By default Android Studio generates a launcher icon for our app that takes several forms: a mipmap resource, which is a series of PNG files at different scales, which will be chosen by the launcher to match the pixel density and resolution of the device, and also a vector resource that will be used instead of the mipmap on newer devices (Android 8 and higher).

This is all very useful stuff if you need your launcher icon to appear pixel-perfect across all devices. But since our goal is minimalism, we can dispense with all of these things, and instead use just a single PNG file as our launcher icon. I created a 32×32 icon and saved it as a 4-bit PNG file, making it take up a total of 236 bytes. It doesn’t look perfect, but it gets the point across:

So, after getting rid of all that extraneous baggage, how are we looking now?

We’ve arrived at 10.5 KB! This is more like it. It may be possible to squeeze it down even further, but that would necessitate doing even more hacky and inconvenient things, such as removing all XML resources and creating layouts programmatically in our code. While I’m going for minimalism, I do still want the app to be straightforward to develop further, so I’m happy to make this a good stopping point.

This is definitely closer to the size that I would “expect” a tip calculator app for a mobile device to be. Speaking of mobile devices, which devices will this app be able to run on?

Compatibility

By default Android Studio sets our minimum SDK to 21, making our app compatible with Lollipop and above. There are plenty of good reasons to set your minimum SDK to 21, but now that we’ve removed our dependency on AndroidX, as well as our dependency on vector graphics, there’s nothing stopping us from reducing our minimum SDK even lower. How much lower? How about… 1? That’s right, we can set our minimum SDK version to 1. This would make our app compatible with literally every Android device ever made.

I don’t own any devices that actually run Android 1.0, but here is my Tip Calculator app running on the oldest device I own, a Samsung Galaxy Ace from 2011, running Android 2.3 (API 9):

And here is the same app running on my current personal phone in 2021, a Google Pixel 3 XL running Android 11 (API 30):

Takeaways

Aside from being an interesting random exercise, there’s a point I hope to convey here:

As time goes by, software seems to be getting more and more bloated. I believe this might be because developers aren’t always cognizant of the cost of the dependencies they’re using in their projects, whether it’s third-party libraries that provide some kind of convenience over standard functionality, or even the standard libraries of their chosen programming environment that the developer has gotten used to relying upon.

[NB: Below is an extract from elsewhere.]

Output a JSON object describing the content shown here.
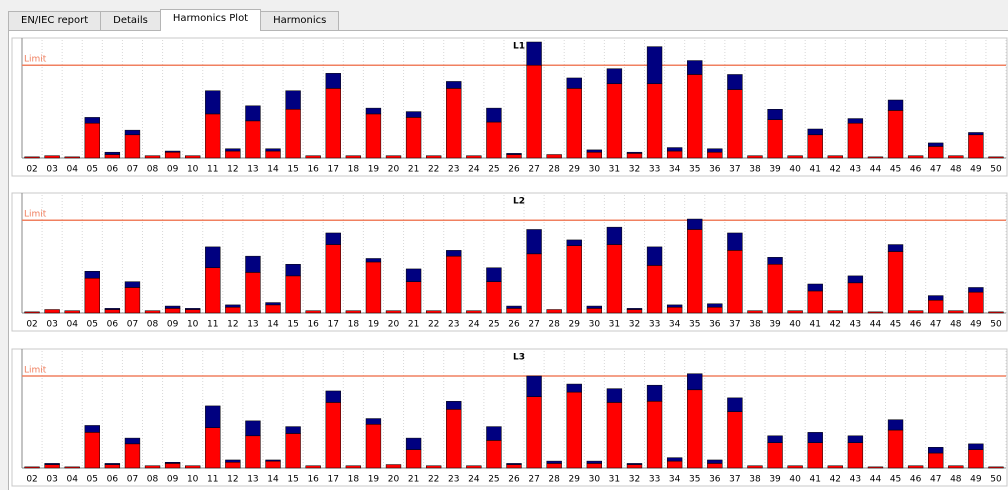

As with anything in life, there should be a balance here — a balance between convenience offered by libraries that might add bloat, and lower-level optimization and active reduction of bloat. However, it feels like this balance is currently not in a healthy place. The overwhelming emphasis seems to be on convenience and abstraction ad infinitum, and virtually no emphasis on stepping back and taking account of the costs that these conveniences incur.

Android is far from the worst offender in the world of bloat, and even though a 3 MB binary may be totally acceptable, it doesn’t have to be that way. Even though bulky standard libraries should be used in the majority of cases, they don’t need to be used all the time, and there may even be cases where the app would benefit from not using them. If only developers would maintain a better sense of how their dependencies are impacting the size of their apps, or indeed what dependencies they’re even using in the first place, we can begin to restore the balance of bloat in our lives.